Mientras, en el Caribe Colombiano, los españoles resistían heroicamente al cerco que por mar y tierra estrechaban los británicos. La noche del 19 de abril de 1741, cuando sobre San Felipe hubieron caído toneladas de bombas, tres columnas de granaderos iniciaron el asalto a la fortaleza, con tan mala fortuna para los invasores que las escalas que tan a conciencia habían preparado, por un error en la información que manejaron, se quedaron cortas y los invasores no pudieron salvar los fosos, ni retroceder, ante el impedimento de sus propias fuerzas terrestres que lo obstaculizaban, quedando bajo las murallas a merced de los españoles que abrieron fuego produciendo una verdadera masacre en el enemigo.
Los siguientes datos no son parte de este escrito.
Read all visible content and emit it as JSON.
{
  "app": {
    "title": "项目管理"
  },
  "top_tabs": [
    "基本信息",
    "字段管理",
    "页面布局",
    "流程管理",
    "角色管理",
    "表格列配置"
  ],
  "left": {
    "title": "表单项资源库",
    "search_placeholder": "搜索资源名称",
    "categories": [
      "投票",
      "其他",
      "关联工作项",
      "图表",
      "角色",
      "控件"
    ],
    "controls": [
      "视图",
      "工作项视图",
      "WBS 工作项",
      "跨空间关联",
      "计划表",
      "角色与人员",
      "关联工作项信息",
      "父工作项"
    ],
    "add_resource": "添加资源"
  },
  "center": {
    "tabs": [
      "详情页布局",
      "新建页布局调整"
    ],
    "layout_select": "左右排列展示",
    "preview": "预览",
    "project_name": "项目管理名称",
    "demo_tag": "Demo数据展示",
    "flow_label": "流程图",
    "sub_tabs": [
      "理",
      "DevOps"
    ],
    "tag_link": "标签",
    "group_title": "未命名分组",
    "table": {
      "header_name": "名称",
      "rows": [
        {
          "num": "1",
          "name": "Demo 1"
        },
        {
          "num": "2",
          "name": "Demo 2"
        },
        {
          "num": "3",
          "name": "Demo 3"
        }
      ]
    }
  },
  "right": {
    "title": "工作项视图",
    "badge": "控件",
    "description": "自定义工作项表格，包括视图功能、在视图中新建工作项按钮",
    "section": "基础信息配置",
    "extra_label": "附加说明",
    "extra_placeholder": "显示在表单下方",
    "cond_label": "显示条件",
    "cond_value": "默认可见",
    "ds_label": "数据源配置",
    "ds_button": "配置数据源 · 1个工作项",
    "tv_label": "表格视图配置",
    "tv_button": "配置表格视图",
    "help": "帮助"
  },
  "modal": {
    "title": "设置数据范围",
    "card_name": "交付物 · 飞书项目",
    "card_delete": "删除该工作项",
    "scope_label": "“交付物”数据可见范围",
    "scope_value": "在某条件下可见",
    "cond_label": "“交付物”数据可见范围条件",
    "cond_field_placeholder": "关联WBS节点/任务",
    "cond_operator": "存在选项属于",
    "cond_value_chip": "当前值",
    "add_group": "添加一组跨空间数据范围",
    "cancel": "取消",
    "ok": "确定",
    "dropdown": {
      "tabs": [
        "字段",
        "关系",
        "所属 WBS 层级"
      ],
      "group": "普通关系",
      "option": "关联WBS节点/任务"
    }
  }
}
Envalentonados por el giro de los acontecimientos, los defensores de la fortaleza, con Lezo al frente, calaron bayonetas y persiguieron al enemigo que hubo de abandonar todo y correr a refugiarse en los barcos, desde donde continuaron asediando la ciudad. Pero escasos de alimentos, maltrechos por las muchas heridas sufridas y pasto de las enfermedades que se desataron a bordo, se fueron diezmando y hubieron incluso de hundir barcos por falta de tripulación. Así fueron las cosas hasta que el 9 de mayo, veinte días después del intento de asalto, y casi a los dos meses de asedio, Vernon decidió levantar el cerco y marcharse rumbo a Jamaica, dejando un reguero de más de seis mil cadáveres, muertos a manos de los españoles, más los que se cobraran la hambruna y las enfermedades a bordo de los barcos.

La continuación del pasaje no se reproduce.